Basal Bolus Insulin Regimen for a 17kg Child with Resolved DKA
For a 17kg child with resolved diabetic ketoacidosis (DKA), the appropriate basal bolus insulin regimen should start with a total daily dose (TDD) of 0.5-0.7 units/kg/day, with approximately 50% as basal insulin and 50% as bolus insulin divided before meals.
Initial Insulin Calculation
Total Daily Dose (TDD) Calculation:
- Weight: 17 kg
- Initial dose: 0.5-0.7 units/kg/day
- TDD = 8.5-11.9 units/day (starting with lower end is safer)
Distribution of Insulin:
Basal insulin (50% of TDD): 4.25-6 units once daily
- Use long-acting analog (glargine or detemir)
- Administer at same time each day (typically bedtime)
Bolus insulin (50% of TDD): 4.25-6 units divided into three pre-meal doses
- Use rapid-acting analog (lispro, aspart, or glulisine)
- Divide equally before breakfast, lunch, and dinner (approximately 1.5-2 units per meal)
Step-by-Step Implementation
Step 1: Initiate Basal Insulin
- Start with 4.25 units of long-acting insulin analog (glargine or detemir) once daily
- Administer at consistent time (evening preferred)

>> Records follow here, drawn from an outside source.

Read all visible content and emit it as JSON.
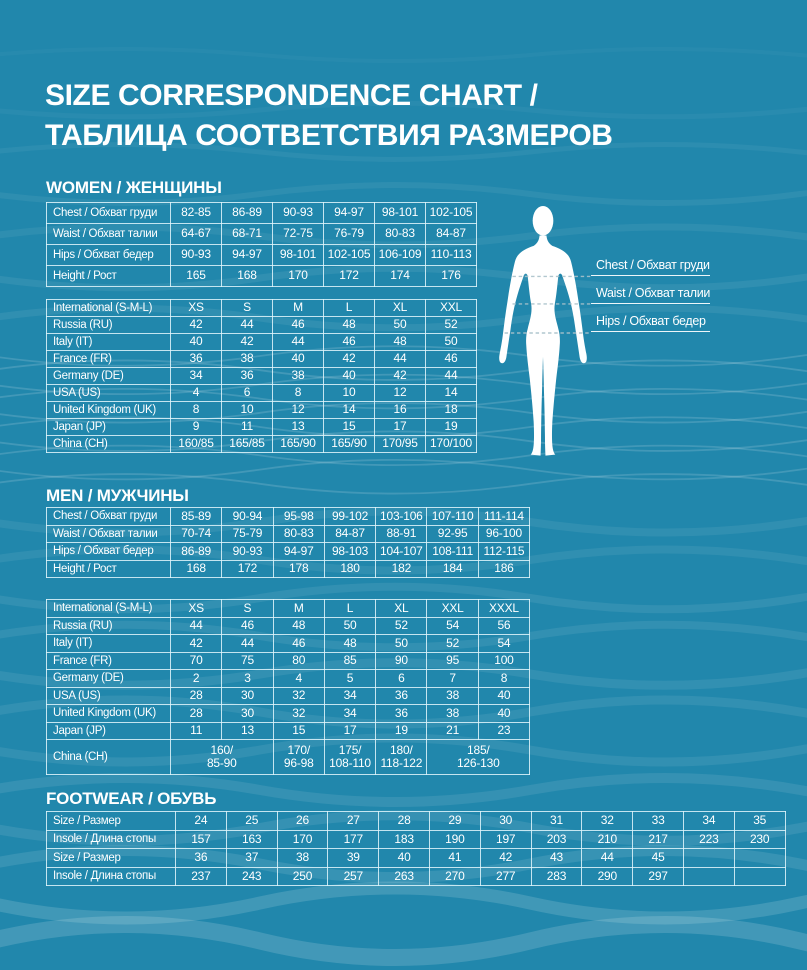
{
  "title": {
    "line1": "SIZE CORRESPONDENCE CHART /",
    "line2": "ТАБЛИЦА СООТВЕТСТВИЯ РАЗМЕРОВ"
  },
  "figure": {
    "labels": [
      "Chest / Обхват груди",
      "Waist / Обхват талии",
      "Hips / Обхват бедер"
    ]
  },
  "colors": {
    "background": "#2187AC",
    "text": "#FFFFFF",
    "table_border": "#DFF3FA"
  },
  "sections": {
    "women": {
      "heading": "WOMEN / ЖЕНЩИНЫ",
      "measurements": {
        "rows": [
          {
            "label": "Chest / Обхват груди",
            "values": [
              "82-85",
              "86-89",
              "90-93",
              "94-97",
              "98-101",
              "102-105"
            ]
          },
          {
            "label": "Waist / Обхват талии",
            "values": [
              "64-67",
              "68-71",
              "72-75",
              "76-79",
              "80-83",
              "84-87"
            ]
          },
          {
            "label": "Hips / Обхват бедер",
            "values": [
              "90-93",
              "94-97",
              "98-101",
              "102-105",
              "106-109",
              "110-113"
            ]
          },
          {
            "label": "Height / Рост",
            "values": [
              "165",
              "168",
              "170",
              "172",
              "174",
              "176"
            ]
          }
        ]
      },
      "sizes": {
        "rows": [
          {
            "label": "International (S-M-L)",
            "values": [
              "XS",
              "S",
              "M",
              "L",
              "XL",
              "XXL"
            ]
          },
          {
            "label": "Russia (RU)",
            "values": [
              "42",
              "44",
              "46",
              "48",
              "50",
              "52"
            ]
          },
          {
            "label": "Italy (IT)",
            "values": [
              "40",
              "42",
              "44",
              "46",
              "48",
              "50"
            ]
          },
          {
            "label": "France (FR)",
            "values": [
              "36",
              "38",
              "40",
              "42",
              "44",
              "46"
            ]
          },
          {
            "label": "Germany (DE)",
            "values": [
              "34",
              "36",
              "38",
              "40",
              "42",
              "44"
            ]
          },
          {
            "label": "USA (US)",
            "values": [
              "4",
              "6",
              "8",
              "10",
              "12",
              "14"
            ]
          },
          {
            "label": "United Kingdom (UK)",
            "values": [
              "8",
              "10",
              "12",
              "14",
              "16",
              "18"
            ]
          },
          {
            "label": "Japan (JP)",
            "values": [
              "9",
              "11",
              "13",
              "15",
              "17",
              "19"
            ]
          },
          {
            "label": "China (CH)",
            "values": [
              "160/85",
              "165/85",
              "165/90",
              "165/90",
              "170/95",
              "170/100"
            ]
          }
        ]
      }
    },
    "men": {
      "heading": "MEN / МУЖЧИНЫ",
      "measurements": {
        "rows": [
          {
            "label": "Chest / Обхват груди",
            "values": [
              "85-89",
              "90-94",
              "95-98",
              "99-102",
              "103-106",
              "107-110",
              "111-114"
            ]
          },
          {
            "label": "Waist / Обхват талии",
            "values": [
              "70-74",
              "75-79",
              "80-83",
              "84-87",
              "88-91",
              "92-95",
              "96-100"
            ]
          },
          {
            "label": "Hips / Обхват бедер",
            "values": [
              "86-89",
              "90-93",
              "94-97",
              "98-103",
              "104-107",
              "108-111",
              "112-115"
            ]
          },
          {
            "label": "Height / Рост",
            "values": [
              "168",
              "172",
              "178",
              "180",
              "182",
              "184",
              "186"
            ]
          }
        ]
      },
      "sizes": {
        "rows": [
          {
            "label": "International (S-M-L)",
            "values": [
              "XS",
              "S",
              "M",
              "L",
              "XL",
              "XXL",
              "XXXL"
            ]
          },
          {
            "label": "Russia (RU)",
            "values": [
              "44",
              "46",
              "48",
              "50",
              "52",
              "54",
              "56"
            ]
          },
          {
            "label": "Italy (IT)",
            "values": [
              "42",
              "44",
              "46",
              "48",
              "50",
              "52",
              "54"
            ]
          },
          {
            "label": "France (FR)",
            "values": [
              "70",
              "75",
              "80",
              "85",
              "90",
              "95",
              "100"
            ]
          },
          {
            "label": "Germany (DE)",
            "values": [
              "2",
              "3",
              "4",
              "5",
              "6",
              "7",
              "8"
            ]
          },
          {
            "label": "USA (US)",
            "values": [
              "28",
              "30",
              "32",
              "34",
              "36",
              "38",
              "40"
            ]
          },
          {
            "label": "United Kingdom (UK)",
            "values": [
              "28",
              "30",
              "32",
              "34",
              "36",
              "38",
              "40"
            ]
          },
          {
            "label": "Japan (JP)",
            "values": [
              "11",
              "13",
              "15",
              "17",
              "19",
              "21",
              "23"
            ]
          },
          {
            "label": "China (CH)",
            "values": [
              "160/\n85-90",
              "170/\n96-98",
              "175/\n108-110",
              "180/\n118-122",
              "185/\n126-130"
            ],
            "spans": [
              2,
              1,
              1,
              1,
              2
            ],
            "tall": true
          }
        ]
      }
    },
    "footwear": {
      "heading": "FOOTWEAR / ОБУВЬ",
      "table": {
        "rows": [
          {
            "label": "Size / Размер",
            "values": [
              "24",
              "25",
              "26",
              "27",
              "28",
              "29",
              "30",
              "31",
              "32",
              "33",
              "34",
              "35"
            ]
          },
          {
            "label": "Insole / Длина стопы",
            "values": [
              "157",
              "163",
              "170",
              "177",
              "183",
              "190",
              "197",
              "203",
              "210",
              "217",
              "223",
              "230"
            ]
          },
          {
            "label": "Size / Размер",
            "values": [
              "36",
              "37",
              "38",
              "39",
              "40",
              "41",
              "42",
              "43",
              "44",
              "45",
              "",
              ""
            ]
          },
          {
            "label": "Insole / Длина стопы",
            "values": [
              "237",
              "243",
              "250",
              "257",
              "263",
              "270",
              "277",
              "283",
              "290",
              "297",
              "",
              ""
            ]
          }
        ]
      }
    }
  }
}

- Monitor fasting and overnight blood glucose levels to assess adequacy
Step 2: Initiate Bolus Insulin
- Start with 1.5 units of rapid-acting insulin before each main meal
- Administer 15 minutes before eating
- Adjust based on pre-meal glucose readings and carbohydrate intake
Step 3: Establish Correction Factor
- Initial correction factor: 1 unit per 50 mg/dL above target glucose
- Target blood glucose: 100-180 mg/dL
- Add correction dose to meal bolus if pre-meal glucose is elevated
Step 4: Monitoring and Adjustment
- Check blood glucose 4-6 times daily (before meals, at bedtime, and occasionally at 2-3 AM)

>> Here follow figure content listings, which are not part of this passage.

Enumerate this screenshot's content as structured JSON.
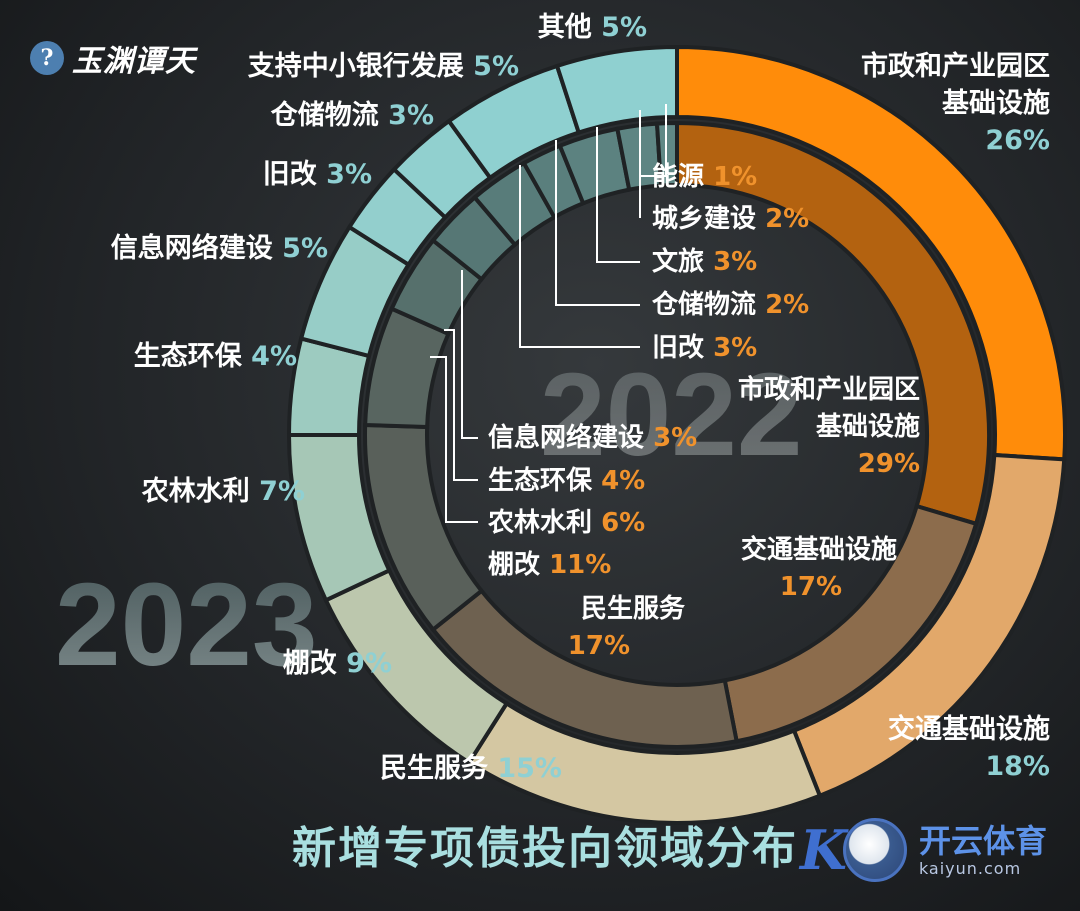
{
  "title": "新增专项债投向领域分布",
  "logo": {
    "text": "玉渊谭天"
  },
  "watermark": {
    "main": "开云体育",
    "sub": "kaiyun.com"
  },
  "chart_data": {
    "type": "pie",
    "rings": [
      {
        "year": "2023",
        "segments": [
          {
            "name": "市政和产业园区基础设施",
            "label": "市政和产业园区\n基础设施",
            "pct_text": "26%",
            "value": 26,
            "color": "#ff8c0a"
          },
          {
            "name": "交通基础设施",
            "label": "交通基础设施",
            "pct_text": "18%",
            "value": 18,
            "color": "#e2a86a"
          },
          {
            "name": "民生服务",
            "label": "民生服务",
            "pct_text": "15%",
            "value": 15,
            "color": "#d4c7a2"
          },
          {
            "name": "棚改",
            "label": "棚改",
            "pct_text": "9%",
            "value": 9,
            "color": "#bcc7ad"
          },
          {
            "name": "农林水利",
            "label": "农林水利",
            "pct_text": "7%",
            "value": 7,
            "color": "#a6c7b6"
          },
          {
            "name": "生态环保",
            "label": "生态环保",
            "pct_text": "4%",
            "value": 4,
            "color": "#9dcbc0"
          },
          {
            "name": "信息网络建设",
            "label": "信息网络建设",
            "pct_text": "5%",
            "value": 5,
            "color": "#97cdc7"
          },
          {
            "name": "旧改",
            "label": "旧改",
            "pct_text": "3%",
            "value": 3,
            "color": "#93cfcd"
          },
          {
            "name": "仓储物流",
            "label": "仓储物流",
            "pct_text": "3%",
            "value": 3,
            "color": "#91d0cf"
          },
          {
            "name": "支持中小银行发展",
            "label": "支持中小银行发展",
            "pct_text": "5%",
            "value": 5,
            "color": "#8fd0d0"
          },
          {
            "name": "其他",
            "label": "其他",
            "pct_text": "5%",
            "value": 5,
            "color": "#8fd0d0"
          }
        ]
      },
      {
        "year": "2022",
        "segments": [
          {
            "name": "市政和产业园区基础设施",
            "label": "市政和产业园区\n基础设施",
            "pct_text": "29%",
            "value": 29,
            "color": "#b36210"
          },
          {
            "name": "交通基础设施",
            "label": "交通基础设施",
            "pct_text": "17%",
            "value": 17,
            "color": "#8c6c4c"
          },
          {
            "name": "民生服务",
            "label": "民生服务",
            "pct_text": "17%",
            "value": 17,
            "color": "#6e6150"
          },
          {
            "name": "棚改",
            "label": "棚改",
            "pct_text": "11%",
            "value": 11,
            "color": "#59605a"
          },
          {
            "name": "农林水利",
            "label": "农林水利",
            "pct_text": "6%",
            "value": 6,
            "color": "#586560"
          },
          {
            "name": "生态环保",
            "label": "生态环保",
            "pct_text": "4%",
            "value": 4,
            "color": "#56706c"
          },
          {
            "name": "信息网络建设",
            "label": "信息网络建设",
            "pct_text": "3%",
            "value": 3,
            "color": "#567775"
          },
          {
            "name": "旧改",
            "label": "旧改",
            "pct_text": "3%",
            "value": 3,
            "color": "#587c7a"
          },
          {
            "name": "仓储物流",
            "label": "仓储物流",
            "pct_text": "2%",
            "value": 2,
            "color": "#5a7f7d"
          },
          {
            "name": "文旅",
            "label": "文旅",
            "pct_text": "3%",
            "value": 3,
            "color": "#5c8280"
          },
          {
            "name": "城乡建设",
            "label": "城乡建设",
            "pct_text": "2%",
            "value": 2,
            "color": "#5e8583"
          },
          {
            "name": "能源",
            "label": "能源",
            "pct_text": "1%",
            "value": 1,
            "color": "#608886"
          }
        ]
      }
    ]
  }
}
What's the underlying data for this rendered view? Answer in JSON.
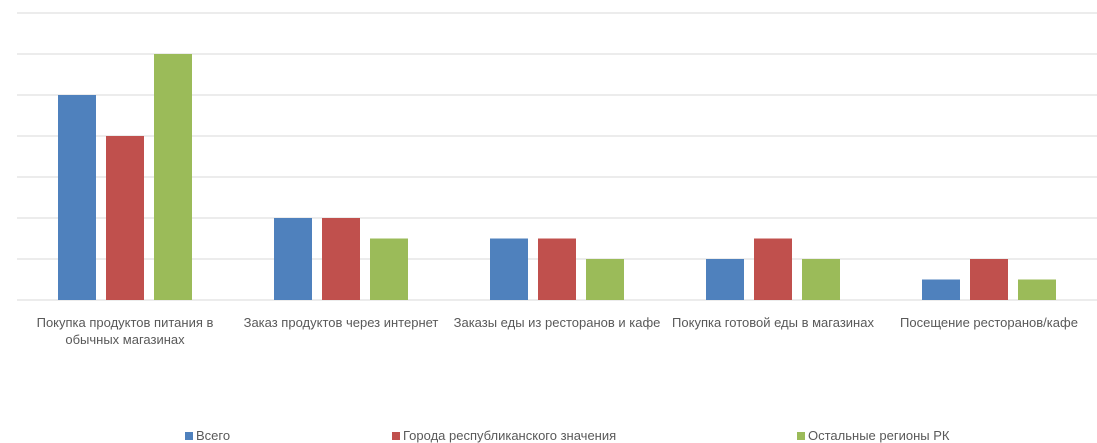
{
  "chart_data": {
    "type": "bar",
    "categories": [
      "Покупка продуктов питания в обычных магазинах",
      "Заказ продуктов через интернет",
      "Заказы еды из ресторанов и кафе",
      "Покупка готовой еды в магазинах",
      "Посещение ресторанов/кафе"
    ],
    "series": [
      {
        "name": "Всего",
        "color": "#4f81bd",
        "values": [
          5,
          2,
          1.5,
          1,
          0.5
        ]
      },
      {
        "name": "Города республиканского значения",
        "color": "#c0504d",
        "values": [
          4,
          2,
          1.5,
          1.5,
          1
        ]
      },
      {
        "name": "Остальные регионы РК",
        "color": "#9bbb59",
        "values": [
          6,
          1.5,
          1,
          1,
          0.5
        ]
      }
    ],
    "ylim": [
      0,
      7
    ],
    "yticks": [
      0,
      1,
      2,
      3,
      4,
      5,
      6,
      7
    ],
    "grid": true,
    "legend": "bottom"
  }
}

- Adjust basal dose if fasting glucose is consistently out of range
- Adjust bolus doses if post-meal glucose is consistently out of range
Practical Considerations
- Insulin-to-carbohydrate ratio: Start with 1 unit per 15-20g of carbohydrate 1
- Insulin sensitivity factor: Start with 1 unit to lower blood glucose by 50 mg/dL
- Insulin storage: Refrigerate unopened insulin; in-use insulin can be kept at room temperature for up to 28 days
Important Precautions
- Hypoglycemia risk: Ensure family understands signs, symptoms, and treatment
- Sick day management: Provide clear guidelines for insulin adjustments during illness
- Regular follow-up: Schedule frequent visits initially (every 1-2 weeks) to adjust regimen
Avoiding Common Pitfalls
- Avoid insulin bolus when initiating therapy - IV bolus insulin is not generally recommended for children with DKA 1
- Prevent hypoglycemia - Low-dose insulin regimens (0.05 units/kg/hr) during DKA treatment reduce risk of hypoglycemia and hypokalemia compared to standard doses (0.1 units/kg/hr) 2
- Ensure smooth transition - After resolution of DKA (glucose <200 mg/dl, serum bicarbonate >18 mEq/l, venous pH >7.3), initiate the basal-bolus regimen 1
- Adjust based on patterns - Modify insulin doses based on blood glucose patterns rather than single readings
This regimen provides a structured approach to insulin management for a child following DKA resolution, prioritizing glycemic control while minimizing risks of hypoglycemia and recurrent DKA.